Résumé de la décision
Mme B A a saisi le tribunal administratif pour annuler la décision implicite de rejet du maire de Marseille concernant sa demande de régularisation du versement d'un supplément indemnitaire pour l'année 2018. Elle a également demandé une injonction à la commune de Marseille pour réexaminer sa situation. Le tribunal a rejeté sa requête comme manifestement irrecevable, considérant qu'elle avait été déposée après l'expiration du délai de recours de deux mois suivant la naissance de la décision implicite de rejet.
Arguments pertinents
1. Délai de recours : Le tribunal a souligné que, selon l'article R. 421-2 du Code de justice administrative, le silence de l'administration sur une demande vaut décision de rejet, et que le délai de recours est de deux mois à compter de cette décision implicite.

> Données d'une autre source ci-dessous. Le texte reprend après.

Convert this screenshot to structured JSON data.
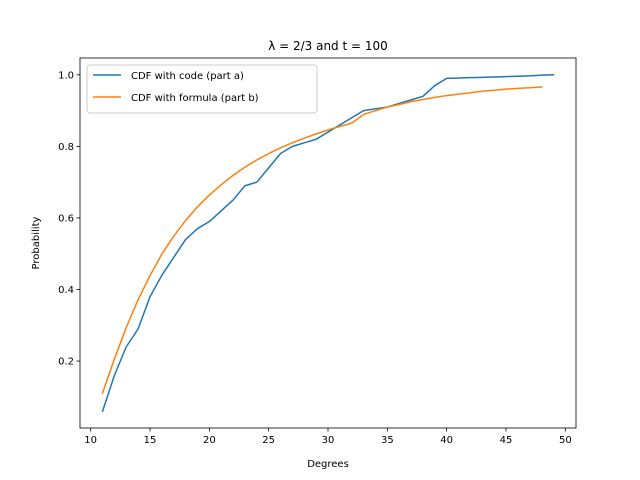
{
  "chart_data": {
    "type": "line",
    "title": "λ = 2/3 and t = 100",
    "xlabel": "Degrees",
    "ylabel": "Probability",
    "xlim": [
      9.1,
      50.9
    ],
    "ylim": [
      0.013,
      1.047
    ],
    "xticks": [
      10,
      15,
      20,
      25,
      30,
      35,
      40,
      45,
      50
    ],
    "yticks": [
      0.2,
      0.4,
      0.6,
      0.8,
      1.0
    ],
    "ytick_labels": [
      "0.2",
      "0.4",
      "0.6",
      "0.8",
      "1.0"
    ],
    "grid": false,
    "legend_position": "upper-left",
    "series": [
      {
        "name": "CDF with code (part a)",
        "color": "#1f77b4",
        "x": [
          11,
          12,
          13,
          14,
          15,
          16,
          17,
          18,
          19,
          20,
          21,
          22,
          23,
          24,
          25,
          26,
          27,
          28,
          29,
          30,
          31,
          32,
          33,
          34,
          35,
          36,
          37,
          38,
          39,
          40,
          41,
          42,
          43,
          44,
          45,
          46,
          47,
          48,
          49
        ],
        "y": [
          0.06,
          0.16,
          0.24,
          0.29,
          0.38,
          0.44,
          0.49,
          0.54,
          0.57,
          0.59,
          0.62,
          0.65,
          0.69,
          0.7,
          0.74,
          0.78,
          0.8,
          0.81,
          0.82,
          0.84,
          0.86,
          0.88,
          0.9,
          0.905,
          0.91,
          0.92,
          0.93,
          0.94,
          0.97,
          0.99,
          0.991,
          0.992,
          0.993,
          0.994,
          0.995,
          0.996,
          0.997,
          0.999,
          1.0
        ]
      },
      {
        "name": "CDF with formula (part b)",
        "color": "#ff7f0e",
        "x": [
          11,
          12,
          13,
          14,
          15,
          16,
          17,
          18,
          19,
          20,
          21,
          22,
          23,
          24,
          25,
          26,
          27,
          28,
          29,
          30,
          31,
          32,
          33,
          34,
          35,
          36,
          37,
          38,
          39,
          40,
          41,
          42,
          43,
          44,
          45,
          46,
          47,
          48
        ],
        "y": [
          0.111,
          0.206,
          0.294,
          0.372,
          0.439,
          0.499,
          0.549,
          0.593,
          0.631,
          0.664,
          0.693,
          0.719,
          0.742,
          0.762,
          0.78,
          0.796,
          0.81,
          0.823,
          0.835,
          0.846,
          0.856,
          0.865,
          0.889,
          0.9,
          0.91,
          0.917,
          0.925,
          0.931,
          0.937,
          0.942,
          0.946,
          0.95,
          0.954,
          0.957,
          0.96,
          0.962,
          0.964,
          0.966
        ]
      }
    ]
  }
}
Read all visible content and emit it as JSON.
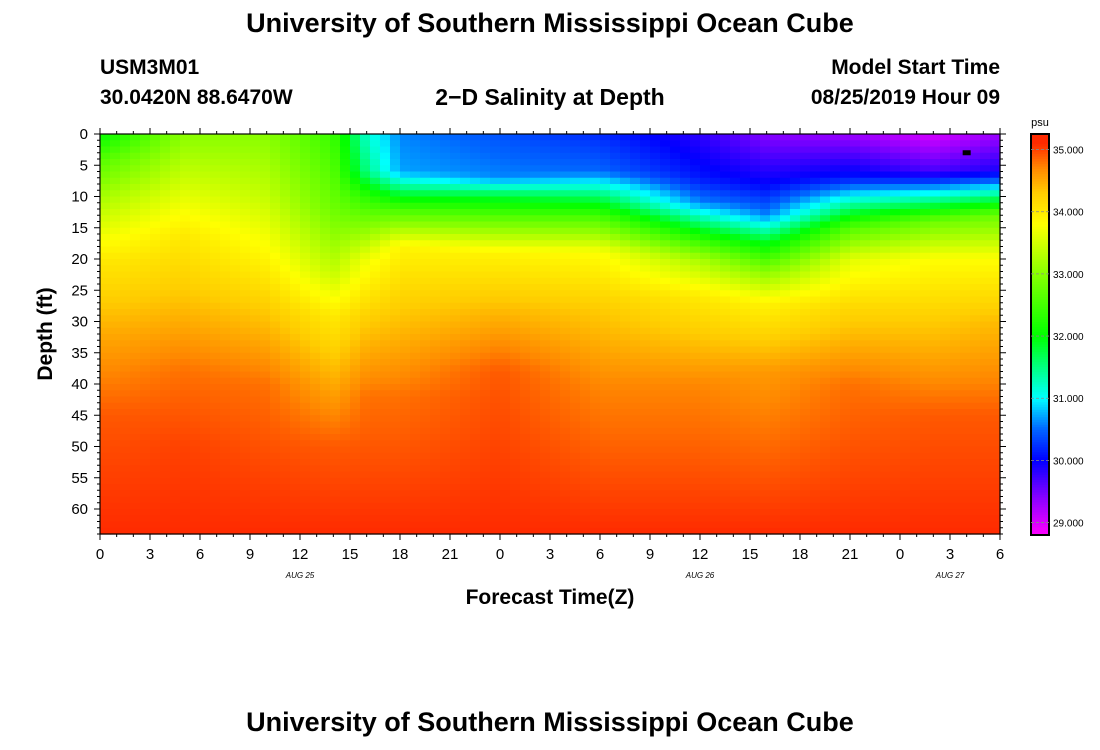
{
  "header": {
    "title_top": "University of Southern Mississippi Ocean Cube",
    "title_bottom": "University of Southern Mississippi Ocean Cube",
    "station_id": "USM3M01",
    "station_coords": "30.0420N 88.6470W",
    "plot_title": "2−D Salinity at Depth",
    "model_start_label": "Model Start Time",
    "model_start_value": "08/25/2019 Hour 09"
  },
  "chart_data": {
    "type": "heatmap",
    "title": "2−D Salinity at Depth",
    "xlabel": "Forecast Time(Z)",
    "ylabel": "Depth (ft)",
    "x_unit": "hours since 08/25 00Z",
    "xlim": [
      0,
      54
    ],
    "ylim": [
      0,
      64
    ],
    "y_inverted": true,
    "x_ticks": [
      {
        "x": 0,
        "label": "0"
      },
      {
        "x": 3,
        "label": "3"
      },
      {
        "x": 6,
        "label": "6"
      },
      {
        "x": 9,
        "label": "9"
      },
      {
        "x": 12,
        "label": "12"
      },
      {
        "x": 15,
        "label": "15"
      },
      {
        "x": 18,
        "label": "18"
      },
      {
        "x": 21,
        "label": "21"
      },
      {
        "x": 24,
        "label": "0"
      },
      {
        "x": 27,
        "label": "3"
      },
      {
        "x": 30,
        "label": "6"
      },
      {
        "x": 33,
        "label": "9"
      },
      {
        "x": 36,
        "label": "12"
      },
      {
        "x": 39,
        "label": "15"
      },
      {
        "x": 42,
        "label": "18"
      },
      {
        "x": 45,
        "label": "21"
      },
      {
        "x": 48,
        "label": "0"
      },
      {
        "x": 51,
        "label": "3"
      },
      {
        "x": 54,
        "label": "6"
      }
    ],
    "date_labels": [
      {
        "x": 12,
        "label": "AUG 25"
      },
      {
        "x": 36,
        "label": "AUG 26"
      },
      {
        "x": 51,
        "label": "AUG 27"
      }
    ],
    "y_ticks": [
      0,
      5,
      10,
      15,
      20,
      25,
      30,
      35,
      40,
      45,
      50,
      55,
      60
    ],
    "colorbar": {
      "unit": "psu",
      "min": 28.8,
      "max": 35.25,
      "tick_values": [
        35,
        34,
        33,
        32,
        31,
        30,
        29
      ],
      "tick_labels": [
        "35.000",
        "34.000",
        "33.000",
        "32.000",
        "31.000",
        "30.000",
        "29.000"
      ],
      "stops": [
        {
          "value": 28.8,
          "color": "#ff00ff"
        },
        {
          "value": 29.4,
          "color": "#8800ff"
        },
        {
          "value": 30.0,
          "color": "#0000ff"
        },
        {
          "value": 30.5,
          "color": "#0066ff"
        },
        {
          "value": 31.0,
          "color": "#00ffff"
        },
        {
          "value": 32.0,
          "color": "#00ff00"
        },
        {
          "value": 33.0,
          "color": "#88ff00"
        },
        {
          "value": 33.8,
          "color": "#ffff00"
        },
        {
          "value": 34.3,
          "color": "#ffcc00"
        },
        {
          "value": 34.7,
          "color": "#ff8800"
        },
        {
          "value": 35.1,
          "color": "#ff2a00"
        }
      ]
    },
    "anchor_columns": [
      {
        "t": 0,
        "profile": [
          [
            0,
            32.0
          ],
          [
            4,
            32.6
          ],
          [
            10,
            33.2
          ],
          [
            20,
            34.0
          ],
          [
            32,
            34.5
          ],
          [
            45,
            34.9
          ],
          [
            64,
            35.1
          ]
        ]
      },
      {
        "t": 5,
        "profile": [
          [
            0,
            33.0
          ],
          [
            8,
            33.5
          ],
          [
            16,
            34.0
          ],
          [
            25,
            34.3
          ],
          [
            38,
            34.8
          ],
          [
            50,
            35.0
          ],
          [
            64,
            35.1
          ]
        ]
      },
      {
        "t": 10,
        "profile": [
          [
            0,
            33.0
          ],
          [
            10,
            33.4
          ],
          [
            20,
            33.9
          ],
          [
            28,
            34.3
          ],
          [
            40,
            34.8
          ],
          [
            55,
            35.0
          ],
          [
            64,
            35.1
          ]
        ]
      },
      {
        "t": 14,
        "profile": [
          [
            0,
            32.4
          ],
          [
            12,
            32.8
          ],
          [
            22,
            33.4
          ],
          [
            29,
            34.0
          ],
          [
            40,
            34.5
          ],
          [
            50,
            34.9
          ],
          [
            64,
            35.1
          ]
        ]
      },
      {
        "t": 16,
        "profile": [
          [
            0,
            31.2
          ],
          [
            6,
            31.5
          ],
          [
            10,
            32.3
          ],
          [
            20,
            33.7
          ],
          [
            30,
            34.3
          ],
          [
            42,
            34.8
          ],
          [
            64,
            35.1
          ]
        ]
      },
      {
        "t": 18,
        "profile": [
          [
            0,
            30.6
          ],
          [
            6,
            30.7
          ],
          [
            8,
            31.3
          ],
          [
            12,
            32.5
          ],
          [
            18,
            33.9
          ],
          [
            28,
            34.3
          ],
          [
            42,
            34.8
          ],
          [
            64,
            35.1
          ]
        ]
      },
      {
        "t": 24,
        "profile": [
          [
            0,
            30.4
          ],
          [
            7,
            30.6
          ],
          [
            10,
            31.8
          ],
          [
            14,
            32.8
          ],
          [
            19,
            33.9
          ],
          [
            28,
            34.4
          ],
          [
            38,
            34.9
          ],
          [
            64,
            35.1
          ]
        ]
      },
      {
        "t": 30,
        "profile": [
          [
            0,
            30.2
          ],
          [
            6,
            30.5
          ],
          [
            10,
            31.6
          ],
          [
            14,
            32.7
          ],
          [
            19,
            33.8
          ],
          [
            28,
            34.3
          ],
          [
            40,
            34.7
          ],
          [
            64,
            35.1
          ]
        ]
      },
      {
        "t": 36,
        "profile": [
          [
            0,
            29.8
          ],
          [
            7,
            30.1
          ],
          [
            11,
            30.6
          ],
          [
            15,
            31.8
          ],
          [
            20,
            33.2
          ],
          [
            26,
            34.0
          ],
          [
            40,
            34.7
          ],
          [
            64,
            35.1
          ]
        ]
      },
      {
        "t": 40,
        "profile": [
          [
            0,
            29.4
          ],
          [
            8,
            30.0
          ],
          [
            13,
            30.6
          ],
          [
            17,
            31.8
          ],
          [
            22,
            33.0
          ],
          [
            27,
            33.9
          ],
          [
            38,
            34.6
          ],
          [
            64,
            35.1
          ]
        ]
      },
      {
        "t": 45,
        "profile": [
          [
            0,
            29.3
          ],
          [
            7,
            30.1
          ],
          [
            11,
            31.3
          ],
          [
            15,
            32.6
          ],
          [
            20,
            33.6
          ],
          [
            28,
            34.2
          ],
          [
            40,
            34.8
          ],
          [
            64,
            35.1
          ]
        ]
      },
      {
        "t": 50,
        "profile": [
          [
            0,
            29.0
          ],
          [
            6,
            29.7
          ],
          [
            10,
            31.2
          ],
          [
            14,
            32.8
          ],
          [
            20,
            33.8
          ],
          [
            30,
            34.3
          ],
          [
            45,
            34.9
          ],
          [
            64,
            35.1
          ]
        ]
      },
      {
        "t": 54,
        "profile": [
          [
            0,
            29.3
          ],
          [
            6,
            29.9
          ],
          [
            9,
            31.1
          ],
          [
            13,
            32.8
          ],
          [
            20,
            33.8
          ],
          [
            30,
            34.4
          ],
          [
            45,
            34.9
          ],
          [
            64,
            35.1
          ]
        ]
      }
    ],
    "station_marker": {
      "t": 52,
      "depth": 3
    }
  }
}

En l'espèce, le silence du maire sur la demande de Mme A a créé une décision implicite de rejet le 15 avril 2022, et le délai pour contester cette décision a expiré le 15 juin 2022. La requête de Mme A, enregistrée le 19 juillet 2022, est donc tardive.
2. Applicabilité des dispositions : Le tribunal a précisé que les dispositions des articles L. 112-3 et L. 112-6 du Code des relations entre le public et l'administration ne s'appliquent pas aux agents publics, ce qui signifie que l'absence d'accusé de réception de la demande ne suspend pas le délai de recours.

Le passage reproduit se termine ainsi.